As shown in Figure 3 one or several indentations 7 can be provided on the underlying profile of any mated edge inter-engagement so as to avoid any capillary action. As can be seen, the doubled up form shown in Figure 3 is sufficiently reactive to forces that a penetrative fastener such as a headed screw can be driven down through into the support structure for the panels. Alternatively other penetrative fixers can be used.

Persons skilled in the art will appreciate that a form as depicted has the prospect of providing at least a 960mm total cover width from a 1220mm feed strip width using three pitches of ridges. All this with a 320mm pitch and a maximum trefoil arch height of, for example, 52mm. Typical radii for the forms can be, for example, 28mm for each of the curves 2 and 3 and for example 25mm for the curve 4. The intermediary ridges 8 can, if desired, be to a height of for example 4mm and of a radius by way of example of about 32mm.

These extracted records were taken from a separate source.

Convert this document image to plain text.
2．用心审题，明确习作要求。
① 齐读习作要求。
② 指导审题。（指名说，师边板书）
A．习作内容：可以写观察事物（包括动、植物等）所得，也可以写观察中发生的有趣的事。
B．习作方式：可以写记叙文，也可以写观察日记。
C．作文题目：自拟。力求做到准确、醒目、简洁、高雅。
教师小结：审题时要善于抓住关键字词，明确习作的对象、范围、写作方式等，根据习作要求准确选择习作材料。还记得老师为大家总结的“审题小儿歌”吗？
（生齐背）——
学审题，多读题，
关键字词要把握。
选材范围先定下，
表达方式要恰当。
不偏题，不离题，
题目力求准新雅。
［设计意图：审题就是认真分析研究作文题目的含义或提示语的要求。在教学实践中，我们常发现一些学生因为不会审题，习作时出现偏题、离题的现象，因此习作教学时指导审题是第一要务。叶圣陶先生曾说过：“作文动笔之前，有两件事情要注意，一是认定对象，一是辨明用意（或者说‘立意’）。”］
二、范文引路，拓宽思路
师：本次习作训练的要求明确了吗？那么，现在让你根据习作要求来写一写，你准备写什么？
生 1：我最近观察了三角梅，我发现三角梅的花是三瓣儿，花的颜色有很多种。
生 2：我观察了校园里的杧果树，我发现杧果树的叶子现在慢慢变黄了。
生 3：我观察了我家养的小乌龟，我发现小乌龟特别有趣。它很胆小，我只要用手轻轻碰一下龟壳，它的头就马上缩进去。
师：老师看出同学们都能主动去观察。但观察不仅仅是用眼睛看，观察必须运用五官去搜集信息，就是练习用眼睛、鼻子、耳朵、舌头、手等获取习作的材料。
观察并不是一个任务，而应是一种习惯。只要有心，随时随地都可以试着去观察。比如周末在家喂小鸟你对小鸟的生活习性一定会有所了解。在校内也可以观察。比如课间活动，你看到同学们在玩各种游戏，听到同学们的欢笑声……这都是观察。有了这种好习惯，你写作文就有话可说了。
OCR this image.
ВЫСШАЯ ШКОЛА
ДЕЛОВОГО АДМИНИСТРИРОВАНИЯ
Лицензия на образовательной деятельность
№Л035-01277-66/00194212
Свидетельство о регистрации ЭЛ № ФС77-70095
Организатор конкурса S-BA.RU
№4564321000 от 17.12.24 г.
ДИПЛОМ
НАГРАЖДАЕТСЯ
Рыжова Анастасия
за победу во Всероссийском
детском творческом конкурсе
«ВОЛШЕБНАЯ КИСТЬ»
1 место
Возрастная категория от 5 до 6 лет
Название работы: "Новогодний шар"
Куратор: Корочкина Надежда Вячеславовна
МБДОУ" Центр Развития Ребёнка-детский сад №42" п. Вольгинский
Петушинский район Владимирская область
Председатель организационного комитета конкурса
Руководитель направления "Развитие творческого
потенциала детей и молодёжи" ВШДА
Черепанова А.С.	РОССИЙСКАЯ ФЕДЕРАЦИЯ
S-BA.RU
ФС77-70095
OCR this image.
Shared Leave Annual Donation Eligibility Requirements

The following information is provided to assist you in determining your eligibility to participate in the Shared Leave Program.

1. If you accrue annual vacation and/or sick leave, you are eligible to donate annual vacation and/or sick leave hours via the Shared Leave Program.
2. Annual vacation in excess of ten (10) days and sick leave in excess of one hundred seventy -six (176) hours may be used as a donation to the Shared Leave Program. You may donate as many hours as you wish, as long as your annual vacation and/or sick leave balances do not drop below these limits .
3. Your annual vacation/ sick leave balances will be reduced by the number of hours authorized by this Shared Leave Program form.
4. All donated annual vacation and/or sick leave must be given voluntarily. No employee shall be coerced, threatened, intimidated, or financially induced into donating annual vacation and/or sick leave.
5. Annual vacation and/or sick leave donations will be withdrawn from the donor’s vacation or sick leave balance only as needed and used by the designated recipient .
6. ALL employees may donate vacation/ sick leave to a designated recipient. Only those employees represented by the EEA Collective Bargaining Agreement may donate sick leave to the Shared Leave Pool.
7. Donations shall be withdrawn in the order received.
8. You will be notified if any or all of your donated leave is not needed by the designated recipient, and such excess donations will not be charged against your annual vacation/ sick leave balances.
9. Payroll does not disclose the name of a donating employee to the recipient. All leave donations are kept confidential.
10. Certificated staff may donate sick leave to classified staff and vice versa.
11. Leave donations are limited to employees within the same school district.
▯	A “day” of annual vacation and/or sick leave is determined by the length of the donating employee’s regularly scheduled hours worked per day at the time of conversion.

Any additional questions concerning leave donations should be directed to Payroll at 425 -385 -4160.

Not only is there an efficiency in roofing coverage for a given amount of metal utilising the present invention there is also increased resistance to point loading deformation on the lapping ridges and increased resistance to buckling from point loads applied, for example, by foot traffic on all ridges.

The panels as stated can be used for exterior or other cladding. Walls and roofs are but examples.

The panels also adapt to formwork to support the formation of, and to reinforce, a concrete structure such as a floor, wall or the like.

The panels can be used to form a steel deck that is used as a component for constructing concrete floors. The deck acts as formwork for the concrete during construction, and remains adhered to the concrete to become reinforcement for the completed concrete floor. The shape and stiffness of the deck profile is enhanced giving an advantage of greater load-span capacity while the deck is acting as formwork.

A different embodiment to that already described is shown in Figures 4 to 10.

In this embodiment, the panel, in a preferred form of the present invention, covers a width of 945mm. This embodiment has a rib height of from 52mm to 48mm.

Any suitable material can be used for a panel as depicted but preferably it is either galvanised or other protected steel or metal (e.g. COLORSTEEL™) of the desired thickness required. A preferred material is sheet steel 0.4mm thick with an initial sheet width of 1220mm. Preferably the trefoil shape of each complete ridge is separated by a series of minor ribs for appearance and/or strengthening purposes, e.g. to a ridge height of, say, 3mm over, say, a 30mm spread for each minor ridge.

The trefoil ribs themselves preferably have a flat top lobe otherwise of, say, 26mm radius whilst the lower parts of the trefoil are similarly of, say, 26mm radius. Preferably however the lower part of the trefoil merge into a radius to the metal that extends to the next adjacent ridge feature.

As can be seen as the right ridge on Figure 4 that is the modified ridge form to be overlapped by the ridge form to the left of Figure 4 of a like and mating panel.